Hawaiian Telcom is the latest traditional telco to see copper cable theft incidents rising in its service area, reporting that thieves recently stole about 300 feet of cable in Kalaeloa, near the now closed Barbers Point Naval Air Station (NAS).
The telco said that thieves sawed through two aerial cables, including a 400 pair and a 200 pair, on Franklin D. Roosevelt Avenue between Tulagi Avenue and Forrestal Avenue, potentially causing telephone and internet service disruption to more than 200 customers.
Since 2011, Hawaiian Telcom said it has reported seven incidents of copper theft in this general area, which has been "relatively unoccupied" since the NAS closed in 1999.

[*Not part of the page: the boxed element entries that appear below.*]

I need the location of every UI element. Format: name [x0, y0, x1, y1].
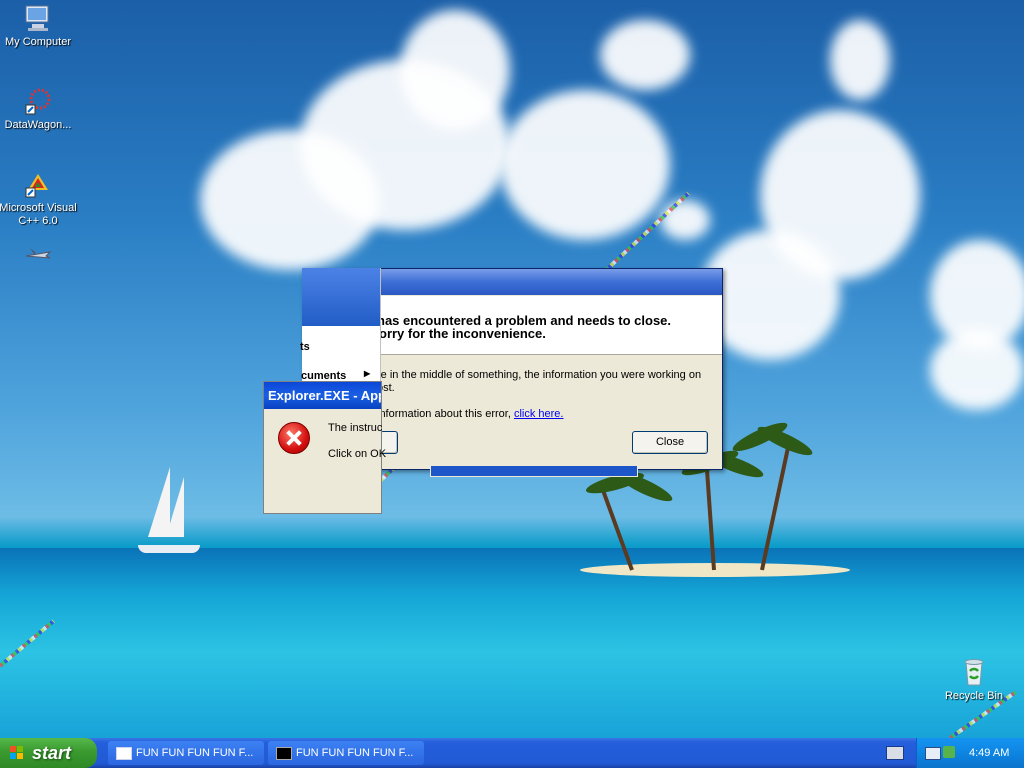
app-error-line1: The instruc: [328, 422, 383, 434]
start-label: start: [32, 743, 72, 763]
desktop-icon-recycle-bin[interactable]: Recycle Bin: [934, 656, 1014, 703]
error-body-line1: re in the middle of something, the infor…: [377, 369, 702, 381]
cloud: [930, 330, 1024, 410]
desktop-icon-label: Recycle Bin: [944, 690, 1004, 702]
close-button[interactable]: Close: [632, 431, 708, 454]
more-info-text: information about this error,: [377, 408, 511, 420]
recycle-bin-icon: [958, 656, 990, 688]
airplane-icon: [22, 244, 54, 276]
dialog-title[interactable]: Explorer.EXE - App: [264, 382, 381, 409]
cloud: [660, 200, 710, 240]
display-tray-icon[interactable]: [925, 747, 941, 760]
taskbar-item-label: FUN FUN FUN FUN F...: [136, 747, 254, 759]
cloud: [830, 20, 890, 100]
system-tray: 4:49 AM: [916, 738, 1024, 768]
submenu-arrow-icon: ▶: [364, 369, 371, 378]
dialog-progress-strip: [430, 465, 638, 477]
sailboat: [166, 477, 184, 537]
keyboard-icon[interactable]: [886, 746, 904, 760]
cloud: [400, 10, 510, 130]
cloud: [600, 20, 690, 90]
desktop-icon-label: My Computer: [4, 36, 72, 48]
desktop-icon-msvc[interactable]: Microsoft Visual C++ 6.0: [0, 168, 78, 228]
error-more-info: information about this error, click here…: [377, 408, 564, 420]
click-here-link[interactable]: click here.: [514, 408, 564, 420]
window-icon: [116, 747, 132, 760]
cloud: [760, 110, 920, 280]
sea: [0, 548, 1024, 738]
explorer-app-error-dialog[interactable]: Explorer.EXE - App The instruc Click on …: [263, 381, 386, 514]
desktop-icon-my-computer[interactable]: My Computer: [0, 2, 78, 49]
desktop-icon-label: DataWagon...: [4, 119, 72, 131]
console-icon: [276, 747, 292, 760]
visual-cpp-icon: [22, 168, 54, 200]
desktop-icon-datawagon[interactable]: DataWagon...: [0, 85, 78, 132]
network-tray-icon[interactable]: [943, 746, 955, 758]
desktop-icon-unnamed[interactable]: [0, 244, 78, 278]
sailboat-hull: [138, 545, 200, 553]
start-menu-header: [302, 268, 380, 326]
taskbar: start FUN FUN FUN FUN F... FUN FUN FUN F…: [0, 738, 1024, 768]
error-x-icon: [278, 422, 310, 454]
menu-item-programs[interactable]: ts: [300, 341, 310, 353]
cloud: [500, 90, 670, 240]
taskbar-item-label: FUN FUN FUN FUN F...: [296, 747, 414, 759]
clock[interactable]: 4:49 AM: [969, 738, 1009, 768]
taskbar-item[interactable]: FUN FUN FUN FUN F...: [268, 741, 424, 765]
datawagon-icon: [22, 85, 54, 117]
windows-logo-icon: [10, 746, 24, 760]
error-apology: orry for the inconvenience.: [379, 326, 546, 341]
start-button[interactable]: start: [0, 738, 97, 768]
desktop-icon-label: Microsoft Visual C++ 6.0: [0, 202, 77, 227]
taskbar-item[interactable]: FUN FUN FUN FUN F...: [108, 741, 264, 765]
computer-icon: [22, 2, 54, 34]
app-error-line2: Click on OK: [328, 448, 387, 460]
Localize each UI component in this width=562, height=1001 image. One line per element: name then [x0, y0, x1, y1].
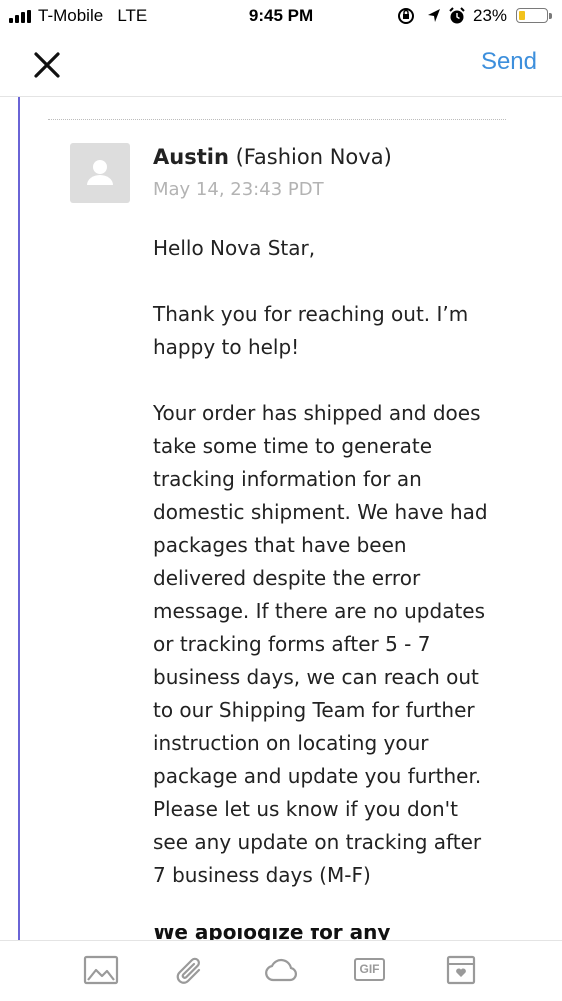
- gif-icon[interactable]: GIF: [354, 958, 385, 981]
- compose-nav-bar: Send: [0, 34, 562, 97]
- paperclip-icon[interactable]: [173, 953, 209, 987]
- message-paragraph-shipping: Your order has shipped and does take som…: [153, 397, 488, 892]
- text-line: instruction on locating your: [153, 731, 429, 755]
- divider: [48, 119, 506, 120]
- cut-off-text: We apologize for any: [153, 928, 391, 940]
- person-placeholder-icon: [87, 160, 113, 185]
- text-line: Your order has shipped and does: [153, 401, 481, 425]
- text-line: Please let us know if you don't: [153, 797, 458, 821]
- text-line: take some time to generate: [153, 434, 433, 458]
- battery-cap: [549, 13, 552, 19]
- attach-file-button[interactable]: [173, 953, 209, 987]
- text-line: message. If there are no updates: [153, 599, 486, 623]
- close-icon[interactable]: [30, 48, 64, 82]
- insert-image-button[interactable]: [83, 953, 119, 987]
- text-line: to our Shipping Team for further: [153, 698, 475, 722]
- text-line: package and update you further.: [153, 764, 482, 788]
- message-paragraph-greeting: Hello Nova Star,: [153, 232, 315, 265]
- screen-lock-rotation-icon: [398, 8, 414, 24]
- compose-toolbar: GIF: [0, 940, 562, 1001]
- message-cut-off-line: We apologize for any: [153, 928, 523, 940]
- battery-icon: [516, 8, 548, 23]
- text-line: domestic shipment. We have had: [153, 500, 488, 524]
- text-line: Thank you for reaching out. I’m: [153, 302, 469, 326]
- battery-percent: 23%: [473, 6, 508, 25]
- text-line: happy to help!: [153, 335, 300, 359]
- send-button[interactable]: Send: [481, 48, 537, 76]
- location-arrow-icon: [428, 9, 440, 22]
- message-date: May 14, 23:43 PDT: [153, 179, 324, 200]
- text-line: delivered despite the error: [153, 566, 421, 590]
- text-line: packages that have been: [153, 533, 407, 557]
- insert-gif-button[interactable]: GIF: [353, 953, 389, 987]
- text-line: 7 business days (M-F): [153, 863, 371, 887]
- gift-card-button[interactable]: [443, 953, 479, 987]
- message-paragraph-thanks: Thank you for reaching out. I’m happy to…: [153, 298, 468, 364]
- sender-name: Austin: [153, 145, 229, 169]
- text-line: tracking information for an: [153, 467, 422, 491]
- cloud-attach-button[interactable]: [263, 953, 299, 987]
- status-bar: T-Mobile LTE 9:45 PM 23%: [0, 0, 562, 34]
- text-line: or tracking forms after 5 - 7: [153, 632, 431, 656]
- avatar: [70, 143, 130, 203]
- text-line: business days, we can reach out: [153, 665, 479, 689]
- sender-org: (Fashion Nova): [235, 145, 392, 169]
- image-icon[interactable]: [83, 953, 119, 987]
- alarm-icon: [449, 7, 465, 24]
- quote-bar: [18, 97, 20, 940]
- close-button[interactable]: [30, 48, 64, 82]
- text-line: Hello Nova Star,: [153, 236, 316, 260]
- text-line: see any update on tracking after: [153, 830, 482, 854]
- sender: Austin (Fashion Nova): [153, 145, 392, 169]
- gift-card-icon[interactable]: [443, 953, 479, 987]
- cloud-icon[interactable]: [263, 953, 299, 987]
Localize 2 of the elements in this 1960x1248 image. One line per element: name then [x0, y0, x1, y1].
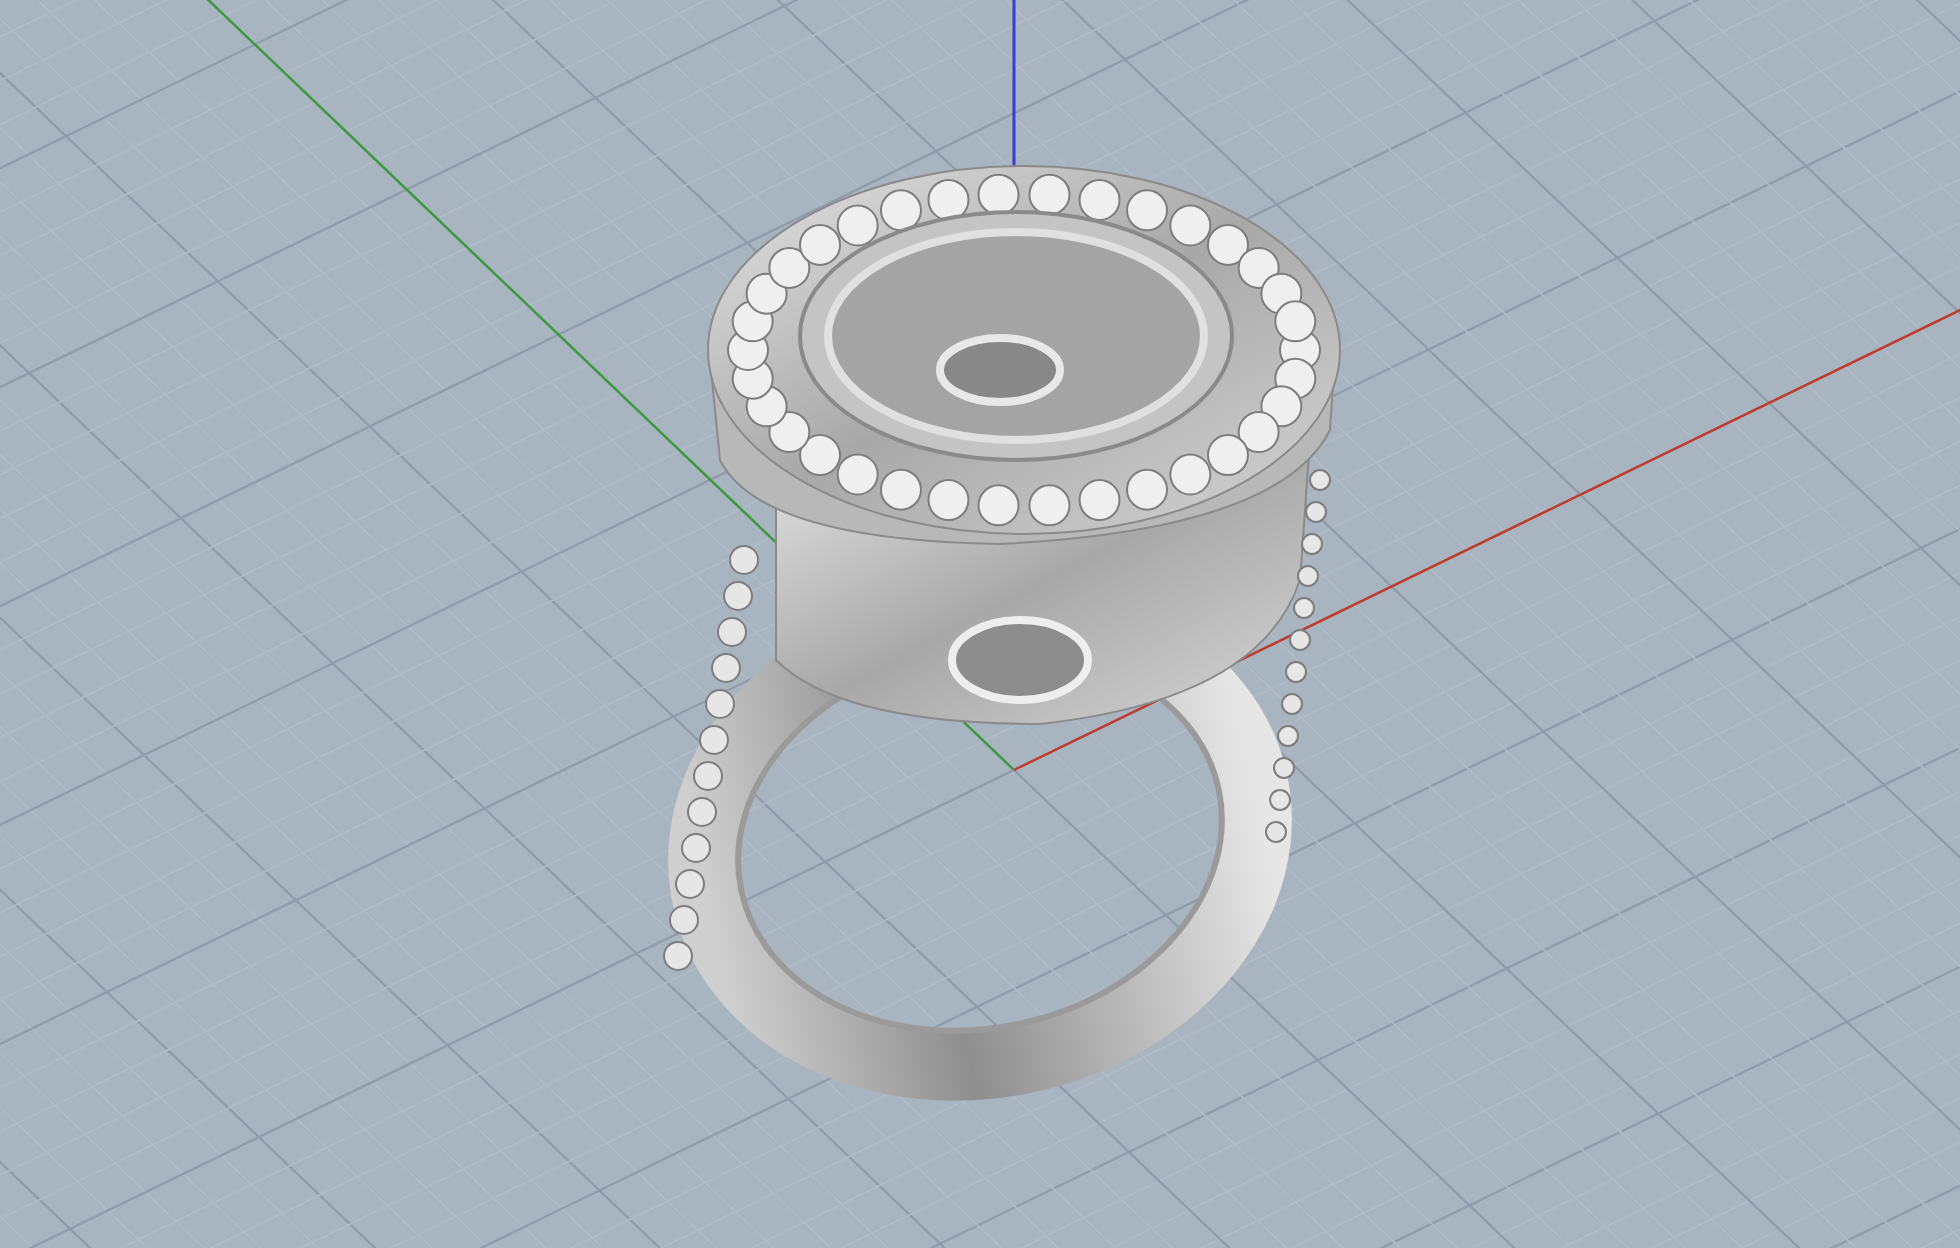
ring-drawing[interactable]	[663, 165, 1341, 1101]
perspective-viewport[interactable]	[0, 0, 1960, 1248]
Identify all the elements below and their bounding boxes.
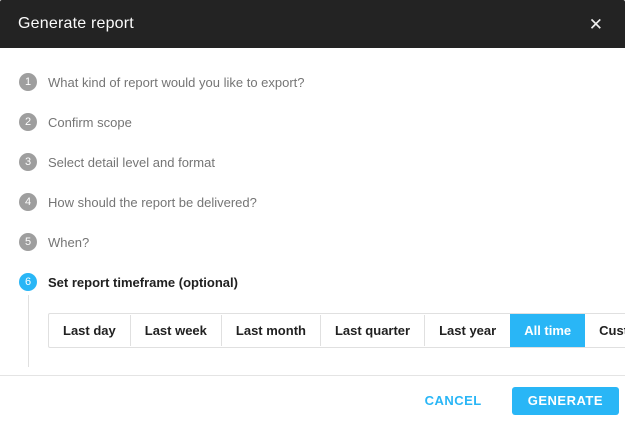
step-row-1[interactable]: 1 What kind of report would you like to … [19,73,625,91]
timeframe-button-group: Last day Last week Last month Last quart… [48,313,625,348]
step-badge-4: 4 [19,193,37,211]
step-badge-3: 3 [19,153,37,171]
step-label-1: What kind of report would you like to ex… [48,75,305,90]
wizard-steps: 1 What kind of report would you like to … [0,48,625,291]
step-label-5: When? [48,235,89,250]
timeframe-section: Last day Last week Last month Last quart… [48,313,625,348]
step-row-3[interactable]: 3 Select detail level and format [19,153,625,171]
timeframe-option-last-week[interactable]: Last week [130,315,221,346]
step-row-6-active[interactable]: 6 Set report timeframe (optional) [19,273,625,291]
timeframe-option-last-quarter[interactable]: Last quarter [320,315,424,346]
step-label-3: Select detail level and format [48,155,215,170]
timeframe-option-last-year[interactable]: Last year [424,315,510,346]
dialog-footer: CANCEL GENERATE [0,375,625,425]
step-label-4: How should the report be delivered? [48,195,257,210]
step-badge-1: 1 [19,73,37,91]
cancel-button[interactable]: CANCEL [425,393,482,408]
timeframe-option-custom[interactable]: Custom [585,315,625,346]
timeframe-option-last-day[interactable]: Last day [49,315,130,346]
timeframe-option-all-time-selected[interactable]: All time [510,314,585,347]
step-badge-5: 5 [19,233,37,251]
step-row-5[interactable]: 5 When? [19,233,625,251]
step-badge-6: 6 [19,273,37,291]
generate-button[interactable]: GENERATE [512,387,619,415]
step-label-6: Set report timeframe (optional) [48,275,238,290]
active-step-connector-line [28,295,29,367]
dialog-header: Generate report ✕ [0,0,625,48]
dialog-title: Generate report [18,15,134,33]
close-icon[interactable]: ✕ [585,12,607,37]
step-row-4[interactable]: 4 How should the report be delivered? [19,193,625,211]
step-badge-2: 2 [19,113,37,131]
timeframe-option-last-month[interactable]: Last month [221,315,320,346]
generate-report-dialog: Generate report ✕ 1 What kind of report … [0,0,625,425]
step-row-2[interactable]: 2 Confirm scope [19,113,625,131]
step-label-2: Confirm scope [48,115,132,130]
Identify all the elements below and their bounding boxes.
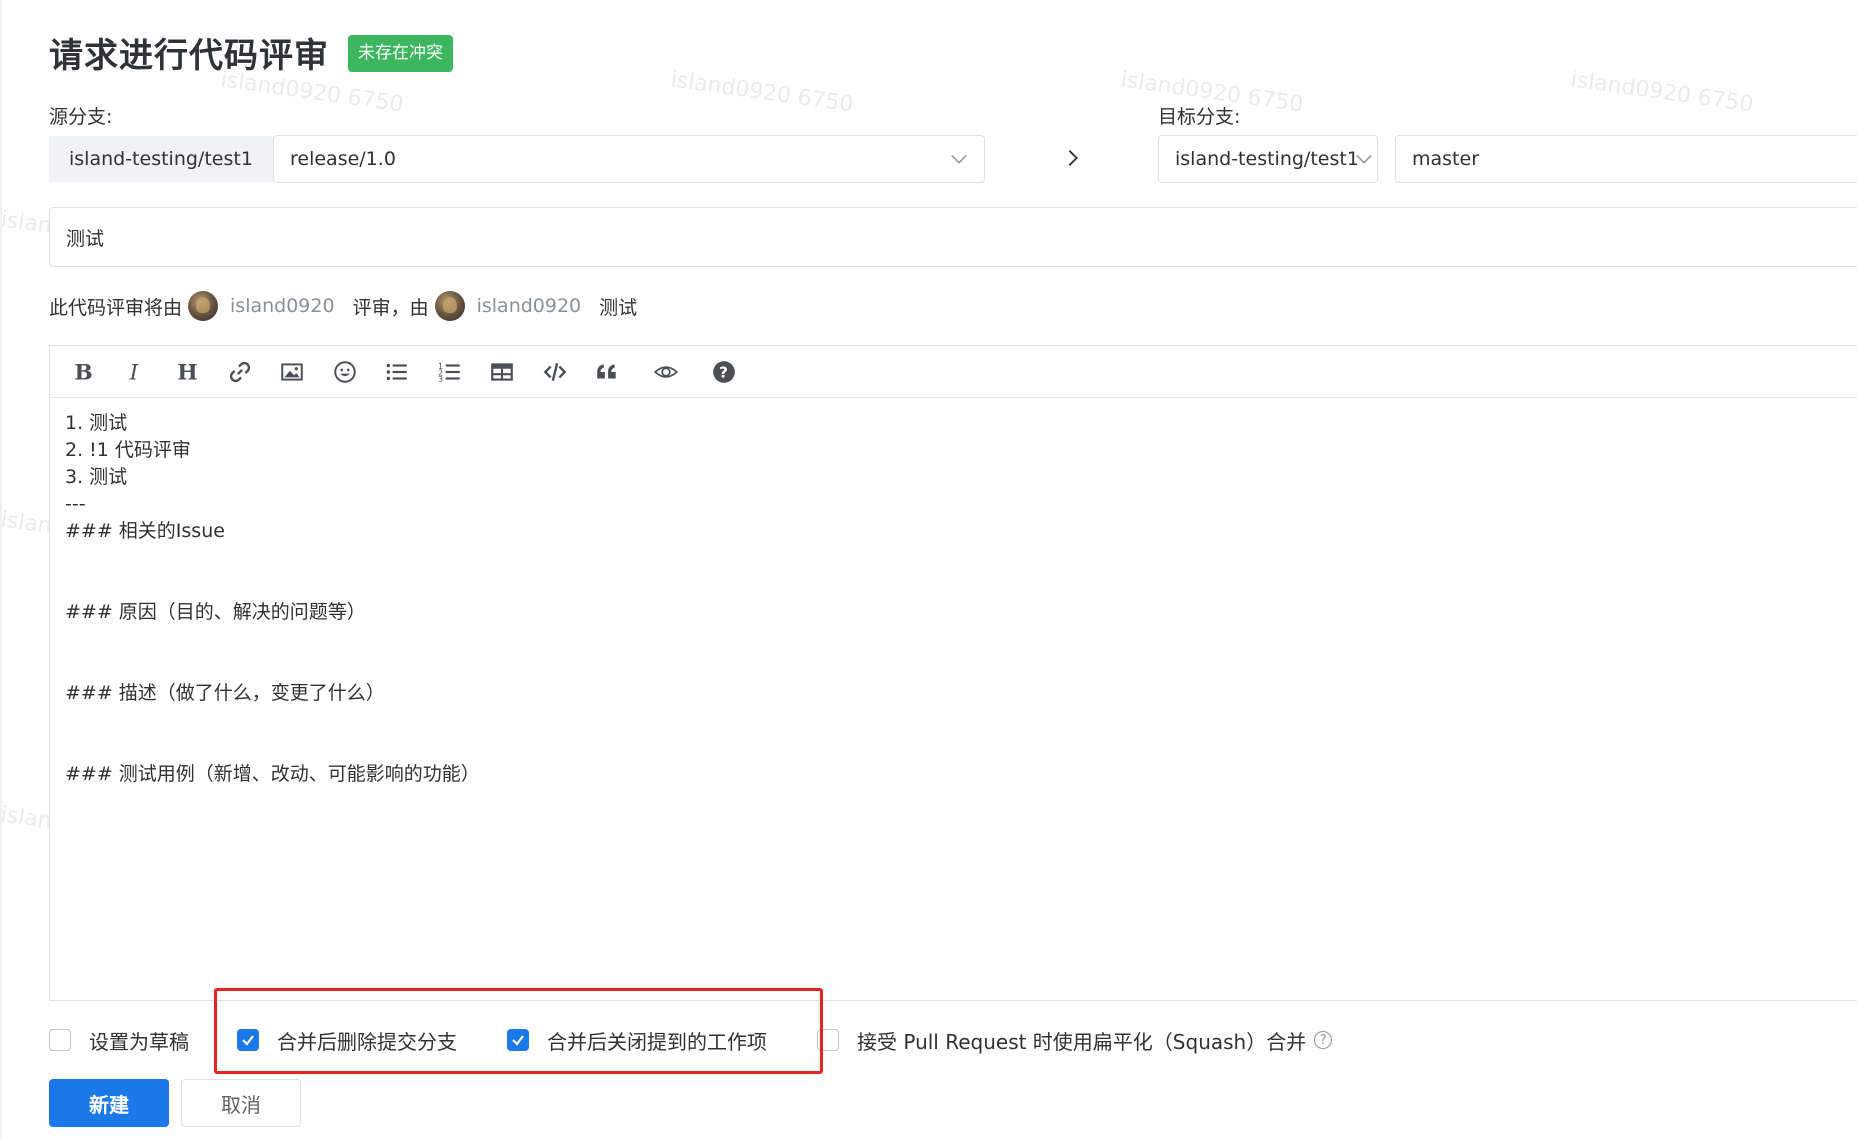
bold-icon[interactable]: B [64,354,100,390]
avatar [188,291,219,321]
target-branch-label: 目标分支: [1158,106,1241,128]
preview-icon[interactable] [648,354,684,390]
chevron-down-icon [1356,154,1372,164]
reviewer-name[interactable]: island0920 [230,295,335,317]
target-repo-value: island-testing/test1 [1175,148,1359,170]
draft-checkbox[interactable] [49,1029,71,1051]
reviewer-line: 此代码评审将由 island0920 评审，由 island0920 测试 [49,290,637,322]
question-icon[interactable]: ? [1314,1031,1333,1049]
svg-text:I: I [128,360,138,384]
chevron-down-icon [951,154,967,164]
delete-branch-checkbox[interactable] [237,1029,259,1051]
squash-checkbox[interactable] [817,1029,839,1051]
source-branch-label: 源分支: [49,106,113,128]
check-icon [242,1035,254,1046]
close-issues-label: 合并后关闭提到的工作项 [547,1029,767,1054]
editor-toolbar: B I H 123 ? [50,346,1857,398]
image-icon[interactable] [274,354,310,390]
target-repo-select[interactable]: island-testing/test1 [1158,135,1378,183]
editor-textarea[interactable]: 1. 测试 2. !1 代码评审 3. 测试 --- ### 相关的Issue … [50,398,1857,788]
ordered-list-icon[interactable]: 123 [432,354,468,390]
close-issues-checkbox[interactable] [507,1029,529,1051]
target-branch-select[interactable]: master [1395,135,1857,183]
svg-text:H: H [177,360,197,384]
draft-label: 设置为草稿 [89,1029,189,1054]
code-icon[interactable] [537,354,573,390]
emoji-icon[interactable] [327,354,363,390]
reviewer-middle: 评审，由 [352,296,429,319]
create-button[interactable]: 新建 [49,1079,169,1127]
watermark-text: island0920 6750 [1569,67,1755,118]
reviewer-suffix: 测试 [599,296,638,319]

Hawaiian Telcom said that it has deployed crews to replace the stolen cables and splice both the 400 pair and 200 pair sections. It expects the work to be completed this weekend.
This incident was reported to the Honolulu Police Department (HPD), but the thieves have not been apprehended and the case remains under investigation.
Similar to other states like West Virginia, Hawaii established a law that copper theft of one pound or more is a Class C felony. Other states, including Georgia, Iowa, Kentucky and Washington, have developed similar laws to help curb copper theft.
Frontier Communications reported that due to the passing of the West Virginia copper theft law, incidents dropped between 2011 and 2012.
Hawaiian Telcom and Frontier are not alone in fighting the copper theft problem. In recent years, a number of other mainland telcos, including AT&T (NYSE: T), FairPoint and Verizon (NYSE: VZ), have seen incidents of copper theft continue to rise.